L’un de ces axes de recherche est la création de chimères entre les animaux et les humains, comme le projet dirigé par un autre Espagnol, Juan Carlos Ispisúa. Il a réussi à générer des embryons hybrides jusqu’à vingt jours de gestation. Ils furent ensuite détruits par raisons éthiques: Bien que le but ultime soit de créer dans le corps des animaux des organes humanisés valables pour les xénotransplantations, des limites morales limitent fortement ces essais. La Chine est également déterminée à ne pas répéter des scandales comme celui du biologiste He Jiankui, qui a modifié génétiquement plusieurs bébés sans autorisation.
« Nous ne travaillons pas sur l’injection de cellules humaines dans des embryons de singe. Nous nous concentrons exclusivement sur les chimères singe-singe », précise Esteban. Dans ce cas, ils ont été extraits cellules souches pluripotentes -qui peut être transformé en n’importe quelle autre partie du corps- blastocyste -embryon précoce- d’un macaque. Après les avoir cultivés et colorés avec la protéine fluorescente, ils les ont introduits dans le morula -un état de gestation encore plus précoce- d’un autre singe. L’embryon hybride résultant a été implanté dans une femelle, ainsi jusqu’à 200 fois. Seules seize grossesses ont été réalisées et un seul veau est né vivantsurvivant dix jours.

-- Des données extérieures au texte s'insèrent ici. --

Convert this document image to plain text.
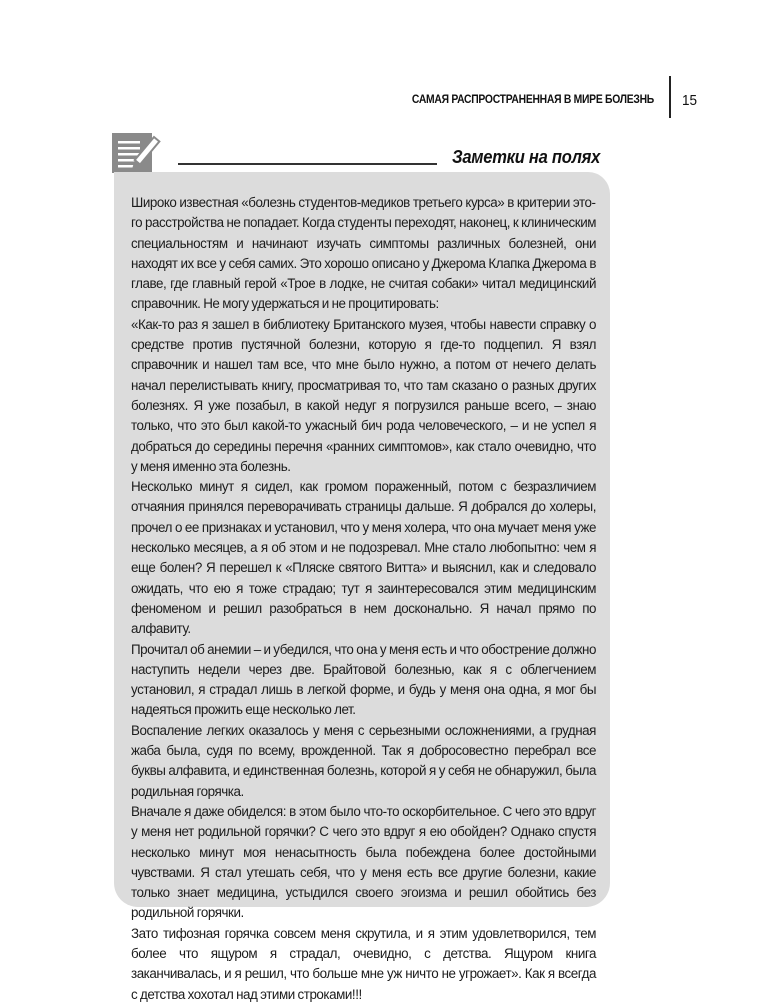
САМАЯ РАСПРОСТРАНЕННАЯ В МИРЕ БОЛЕЗНЬ 15
Заметки на полях

Широко известная «болезнь студентов-медиков третьего курса» в критерии этого расстройства не попадает. Когда студенты переходят, наконец, к клиническим специальностям и начинают изучать симптомы различных болезней, они находят их все у себя самих. Это хорошо описано у Джерома Клапка Джерома в главе, где главный герой «Трое в лодке, не считая собаки» читал медицинский справочник. Не могу удержаться и не процитировать:

«Как-то раз я зашел в библиотеку Британского музея, чтобы навести справку о средстве против пустячной болезни, которую я где-то подцепил. Я взял справочник и нашел там все, что мне было нужно, а потом от нечего делать начал перелистывать книгу, просматривая то, что там сказано о разных других болезнях. Я уже позабыл, в какой недуг я погрузился раньше всего, – знаю только, что это был какой-то ужасный бич рода человеческого, – и не успел я добраться до середины перечня «ранних симптомов», как стало очевидно, что у меня именно эта болезнь.

Несколько минут я сидел, как громом пораженный, потом с безразличием отчаяния принялся переворачивать страницы дальше. Я добрался до холеры, прочел о ее признаках и установил, что у меня холера, что она мучает меня уже несколько месяцев, а я об этом и не подозревал. Мне стало любопытно: чем я еще болен? Я перешел к «Пляске святого Витта» и выяснил, как и следовало ожидать, что ею я тоже страдаю; тут я заинтересовался этим медицинским феноменом и решил разобраться в нем досконально. Я начал прямо по алфавиту.

Прочитал об анемии – и убедился, что она у меня есть и что обострение должно наступить недели через две. Брайтовой болезнью, как я с облегчением установил, я страдал лишь в легкой форме, и будь у меня она одна, я мог бы надеяться прожить еще несколько лет.

Воспаление легких оказалось у меня с серьезными осложнениями, а грудная жаба была, судя по всему, врожденной. Так я добросовестно перебрал все буквы алфавита, и единственная болезнь, которой я у себя не обнаружил, была родильная горячка.

Вначале я даже обиделся: в этом было что-то оскорбительное. С чего это вдруг у меня нет родильной горячки? С чего это вдруг я ею обойден? Однако спустя несколько минут моя ненасытность была побеждена более достойными чувствами. Я стал утешать себя, что у меня есть все другие болезни, какие только знает медицина, устыдился своего эгоизма и решил обойтись без родильной горячки.

Зато тифозная горячка совсем меня скрутила, и я этим удовлетворился, тем более что ящуром я страдал, очевидно, с детства. Ящуром книга заканчивалась, и я решил, что больше мне уж ничто не угрожает». Как я всегда с детства хохотал над этими строками!!!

Ce petit pourtant était une chimère exceptionnelle. « Les pourcentages de contribution des cellules pluripotentes de donneurs de singe variaient d’un organe/tissu à l’autre », explique le chercheur, « mais étaient généralement très élevés ». Dans certains organes de votre corps, 90% de ses cellules appartenaient au donneur. Et c’est ce qui ouvre la porte à applications médicales, qui pourrait résoudre les anomalies fœtales anticipées par la génétique in utero. « Des cellules de singe pluripotentes modifiées pourraient être sélectionnées en culture et injectées à modéliser des maladies humaines dues à des troubles génétiques« .
Et c’est pourquoi, en fin de compte, le succès de la chimérisation chez les primates est si pertinent, car il approfondit la connaissance de Comment fonctionnent les cellules souches pluripotentes dans le corps humain. « C’est vrai », confirme Esteban. « Puisque nous sommes également des primates, comprendre comment fonctionnent les cellules souches pluripotentes des singes peut aider à comprendre comment fonctionnent celles des humains. » La faible efficacité de la gestation et la courte survie de la chimère indiquent en revanche les facteurs à perfectionner. « Cela nécessitera probablement de modifier le conditions de culture de cellules pluripotentes pour les rendre plus semblables aux premières cellules embryonnaires », explique le chercheur.